O ditado “entre marido e mulher não se mete a colher” parece começar a ser ultrapassado pela sociedade portuguesa. Hoje em dia, família, amigos ou vizinhos mobilizam-se para enfrentar o problema que se vive em muitas casas.

Na década de 90, em Portugal, de acordo com um estudo mencionado pela vice-presidente da União de Mulheres Alternativa e Resposta (UMAR), Maria José Magalhães, “uma em cada três mulheres era ou tinha sido vítima de violência doméstica”. A activista considera estes números “uma realidade atroz”.

Números da violência doméstica em 2007

– 21.907 vítimas procuraram ajuda na GNR e PSP;
– 14.534 queixas de violência doméstica registadas na APAV;
– 21 mulheres assassinadas e 57 tentativas de homicídio (UMAR)

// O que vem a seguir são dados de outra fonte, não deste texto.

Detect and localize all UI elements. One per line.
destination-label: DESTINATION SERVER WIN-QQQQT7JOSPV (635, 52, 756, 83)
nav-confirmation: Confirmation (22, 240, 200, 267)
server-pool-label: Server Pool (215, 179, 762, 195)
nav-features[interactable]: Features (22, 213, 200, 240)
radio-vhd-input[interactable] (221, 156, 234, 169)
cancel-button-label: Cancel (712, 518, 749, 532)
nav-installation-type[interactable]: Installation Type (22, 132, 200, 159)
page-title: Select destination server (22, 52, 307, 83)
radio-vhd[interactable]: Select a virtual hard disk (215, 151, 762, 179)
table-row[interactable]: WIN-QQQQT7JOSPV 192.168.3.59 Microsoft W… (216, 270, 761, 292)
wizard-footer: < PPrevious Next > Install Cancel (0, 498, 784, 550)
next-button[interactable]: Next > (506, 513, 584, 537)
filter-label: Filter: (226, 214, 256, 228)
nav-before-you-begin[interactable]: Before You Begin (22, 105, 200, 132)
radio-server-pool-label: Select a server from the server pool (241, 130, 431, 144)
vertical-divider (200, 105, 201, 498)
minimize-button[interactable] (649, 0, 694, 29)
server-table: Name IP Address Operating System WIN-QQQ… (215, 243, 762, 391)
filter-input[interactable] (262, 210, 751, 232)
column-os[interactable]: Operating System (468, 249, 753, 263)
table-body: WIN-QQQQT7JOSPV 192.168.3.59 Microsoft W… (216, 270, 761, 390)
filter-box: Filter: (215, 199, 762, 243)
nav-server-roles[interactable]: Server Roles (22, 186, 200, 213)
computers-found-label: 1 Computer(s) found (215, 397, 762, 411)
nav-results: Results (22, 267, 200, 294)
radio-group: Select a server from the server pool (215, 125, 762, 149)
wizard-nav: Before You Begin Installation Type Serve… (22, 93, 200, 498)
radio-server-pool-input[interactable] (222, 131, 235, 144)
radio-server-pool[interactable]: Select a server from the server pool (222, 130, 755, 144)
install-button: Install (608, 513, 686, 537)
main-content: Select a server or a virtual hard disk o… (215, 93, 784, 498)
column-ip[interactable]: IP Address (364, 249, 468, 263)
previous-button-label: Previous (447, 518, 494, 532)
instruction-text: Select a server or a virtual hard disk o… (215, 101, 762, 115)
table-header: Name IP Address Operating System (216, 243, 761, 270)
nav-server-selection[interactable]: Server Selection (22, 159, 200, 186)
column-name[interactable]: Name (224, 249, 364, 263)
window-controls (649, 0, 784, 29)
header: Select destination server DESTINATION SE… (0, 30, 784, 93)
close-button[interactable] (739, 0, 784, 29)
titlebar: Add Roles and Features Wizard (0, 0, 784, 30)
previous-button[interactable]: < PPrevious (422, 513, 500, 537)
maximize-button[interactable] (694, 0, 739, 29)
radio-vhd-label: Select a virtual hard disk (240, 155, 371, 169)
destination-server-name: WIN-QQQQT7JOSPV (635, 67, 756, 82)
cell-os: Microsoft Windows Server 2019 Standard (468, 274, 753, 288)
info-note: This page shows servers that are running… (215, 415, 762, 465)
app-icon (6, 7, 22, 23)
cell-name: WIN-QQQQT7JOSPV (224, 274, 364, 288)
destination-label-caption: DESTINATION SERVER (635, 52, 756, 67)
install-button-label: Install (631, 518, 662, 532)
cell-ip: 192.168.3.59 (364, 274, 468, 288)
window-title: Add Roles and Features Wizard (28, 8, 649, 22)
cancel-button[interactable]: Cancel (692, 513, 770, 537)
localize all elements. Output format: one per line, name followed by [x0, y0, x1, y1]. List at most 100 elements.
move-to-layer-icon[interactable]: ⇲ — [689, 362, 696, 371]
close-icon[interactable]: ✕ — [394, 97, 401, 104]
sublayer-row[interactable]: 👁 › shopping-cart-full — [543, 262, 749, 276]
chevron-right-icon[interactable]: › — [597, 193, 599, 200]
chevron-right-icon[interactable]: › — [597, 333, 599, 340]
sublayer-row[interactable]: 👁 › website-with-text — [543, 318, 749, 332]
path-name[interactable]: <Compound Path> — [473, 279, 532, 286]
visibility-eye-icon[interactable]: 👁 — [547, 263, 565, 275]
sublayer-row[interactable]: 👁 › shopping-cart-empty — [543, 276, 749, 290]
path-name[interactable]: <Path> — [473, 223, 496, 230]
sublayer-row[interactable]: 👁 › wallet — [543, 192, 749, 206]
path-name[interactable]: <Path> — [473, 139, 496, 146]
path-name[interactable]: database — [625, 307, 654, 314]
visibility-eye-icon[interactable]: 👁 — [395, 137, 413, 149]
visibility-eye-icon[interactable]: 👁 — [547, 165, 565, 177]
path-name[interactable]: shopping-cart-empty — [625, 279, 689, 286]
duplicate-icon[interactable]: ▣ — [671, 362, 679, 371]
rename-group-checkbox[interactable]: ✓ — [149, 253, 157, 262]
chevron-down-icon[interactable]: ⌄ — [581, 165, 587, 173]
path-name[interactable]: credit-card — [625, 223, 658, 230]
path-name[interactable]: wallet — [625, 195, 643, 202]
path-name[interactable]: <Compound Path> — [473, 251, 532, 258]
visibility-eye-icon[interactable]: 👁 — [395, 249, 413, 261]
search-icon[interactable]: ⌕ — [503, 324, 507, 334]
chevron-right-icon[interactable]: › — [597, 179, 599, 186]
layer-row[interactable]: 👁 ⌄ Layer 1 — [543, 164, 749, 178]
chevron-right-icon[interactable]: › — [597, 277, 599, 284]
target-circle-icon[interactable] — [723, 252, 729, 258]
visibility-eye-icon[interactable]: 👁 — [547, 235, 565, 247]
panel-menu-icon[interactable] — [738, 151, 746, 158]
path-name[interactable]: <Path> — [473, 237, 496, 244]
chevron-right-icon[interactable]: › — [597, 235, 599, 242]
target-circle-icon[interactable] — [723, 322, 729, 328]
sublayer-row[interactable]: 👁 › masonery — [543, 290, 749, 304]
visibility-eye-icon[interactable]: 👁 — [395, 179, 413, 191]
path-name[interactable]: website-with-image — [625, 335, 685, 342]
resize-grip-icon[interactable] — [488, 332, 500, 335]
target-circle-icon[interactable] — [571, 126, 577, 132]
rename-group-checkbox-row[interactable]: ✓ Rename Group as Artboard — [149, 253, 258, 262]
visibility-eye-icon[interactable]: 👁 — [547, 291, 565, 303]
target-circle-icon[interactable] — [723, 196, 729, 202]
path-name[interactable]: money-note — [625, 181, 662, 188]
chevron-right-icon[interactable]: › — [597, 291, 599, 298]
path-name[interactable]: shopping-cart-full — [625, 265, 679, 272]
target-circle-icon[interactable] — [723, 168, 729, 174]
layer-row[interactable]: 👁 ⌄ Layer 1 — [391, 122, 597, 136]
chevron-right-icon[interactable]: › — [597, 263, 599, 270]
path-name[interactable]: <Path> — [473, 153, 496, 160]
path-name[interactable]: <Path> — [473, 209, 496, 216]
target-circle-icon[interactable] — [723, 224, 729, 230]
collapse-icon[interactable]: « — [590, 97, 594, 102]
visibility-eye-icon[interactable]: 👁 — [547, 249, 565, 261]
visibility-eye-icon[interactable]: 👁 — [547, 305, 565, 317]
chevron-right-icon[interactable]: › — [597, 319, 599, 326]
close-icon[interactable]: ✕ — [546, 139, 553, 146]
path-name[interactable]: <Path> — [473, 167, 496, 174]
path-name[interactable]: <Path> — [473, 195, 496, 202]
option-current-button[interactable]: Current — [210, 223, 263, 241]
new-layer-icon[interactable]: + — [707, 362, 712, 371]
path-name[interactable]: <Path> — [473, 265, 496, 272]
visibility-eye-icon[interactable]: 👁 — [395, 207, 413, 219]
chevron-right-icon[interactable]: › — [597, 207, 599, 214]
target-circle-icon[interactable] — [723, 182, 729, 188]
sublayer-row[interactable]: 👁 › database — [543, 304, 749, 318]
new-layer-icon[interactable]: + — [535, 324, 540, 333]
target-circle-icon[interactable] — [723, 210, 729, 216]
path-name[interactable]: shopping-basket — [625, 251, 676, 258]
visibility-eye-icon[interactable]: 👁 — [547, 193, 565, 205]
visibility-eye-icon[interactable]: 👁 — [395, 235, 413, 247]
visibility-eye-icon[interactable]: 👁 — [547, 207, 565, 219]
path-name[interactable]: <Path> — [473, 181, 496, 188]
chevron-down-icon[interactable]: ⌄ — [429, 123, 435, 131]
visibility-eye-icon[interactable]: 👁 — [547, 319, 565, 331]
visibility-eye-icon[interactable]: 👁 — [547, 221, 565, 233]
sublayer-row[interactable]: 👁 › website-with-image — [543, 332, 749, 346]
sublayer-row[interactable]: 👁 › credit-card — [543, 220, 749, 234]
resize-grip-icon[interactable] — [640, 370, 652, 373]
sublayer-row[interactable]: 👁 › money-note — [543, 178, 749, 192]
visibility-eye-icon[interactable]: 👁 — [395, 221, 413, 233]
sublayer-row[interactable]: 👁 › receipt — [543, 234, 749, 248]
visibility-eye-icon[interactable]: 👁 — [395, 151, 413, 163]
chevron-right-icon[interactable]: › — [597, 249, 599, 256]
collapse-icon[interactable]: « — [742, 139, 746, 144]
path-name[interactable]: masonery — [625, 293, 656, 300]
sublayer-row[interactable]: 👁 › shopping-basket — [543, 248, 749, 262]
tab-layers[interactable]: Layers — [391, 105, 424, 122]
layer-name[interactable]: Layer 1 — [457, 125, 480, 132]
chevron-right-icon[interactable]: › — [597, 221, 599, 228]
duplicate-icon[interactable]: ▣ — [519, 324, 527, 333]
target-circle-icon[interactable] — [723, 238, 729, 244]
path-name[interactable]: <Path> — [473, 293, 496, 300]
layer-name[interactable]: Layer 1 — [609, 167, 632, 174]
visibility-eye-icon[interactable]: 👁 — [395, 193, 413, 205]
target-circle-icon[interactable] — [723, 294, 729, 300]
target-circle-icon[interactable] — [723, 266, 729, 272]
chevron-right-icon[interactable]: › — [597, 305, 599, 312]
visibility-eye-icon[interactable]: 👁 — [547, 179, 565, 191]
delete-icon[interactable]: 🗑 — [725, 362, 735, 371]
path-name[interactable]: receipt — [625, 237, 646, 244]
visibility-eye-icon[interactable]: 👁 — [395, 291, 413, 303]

Maria José Magalhães refere que, apesar da evolução dos últimos anos, a lei actualmente “favorece os agressores”. Segundo a vice-presidente da organização, a revisão do código penal, nomeadamente o fim da prisão preventiva, faz com que as vítimas percam a “confiança de que podem e devem denunciar”.

Para a responsável da UMAR, é “incongruente” pedir às vítimas para denunciarem os seus casos, quando o que “as autoridades fazem é somente chamar a atenção do agressor”. A vítima continua exposta à violência e “a única alternativa que lhe resta é fugir”. Maria José Magalhães considera “ridículo” o facto de terem que ser as vítimas a abandonar a casa, classificando essa situação de “revitimização”.

“Um agressor é sempre um agressor”

Nos estudos desenvolvidos ao longo dos anos, não existe um perfil traçado nem de agressor nem de vítima. São de todas as idades e atingem qualquer estrato económico-social. No entanto, de acordo com palavras da activista, os agressores apresentam comportamentos semelhantes. “Eles acham-se donos delas porque escolheram aquela mulher, seduziram-na e elas têm que fazer o que eles querem”, revela. “A mulher é encarada como um objecto de desejo, um objecto de posse”, acrescenta Maria José Magalhães.

A responsável da UMAR realça que, depois da violência, vem a “chantagem emocional”. Ao “não sei viver sem ti” ou “ninguém te amará tanto como eu”, segue-se a ameaça do “se não és para mim não és para mais ninguém”, exemplifica.

“Um agressor é sempre um agressor. Eles batem, humilham, prendem, fecham à chave, tiram dinheiro, violam”, sublinha a vice-presidente. A vulnerabilidade da vítima perante o agressor deve-se sobretudo ao facto de as mulheres quererem ser perfeitas e, como não o são, “passam a vida a culpabilizar-se”, explica a responsável.

As consequências da violência doméstica afectam mulheres em todo o mundo, independentemente das diferenças culturais, religiosas ou sociais. A longo prazo, uma vítima de violência doméstica pode ter perturbações a nível cognitivo, de concentração e de memória. É o denominado “Síndrome da Mulher Abusada”. “Estas vítimas levarão anos a encontrar o seu equilíbrio e a encontrar-se a si próprias”, conclui Maria José Magalhães.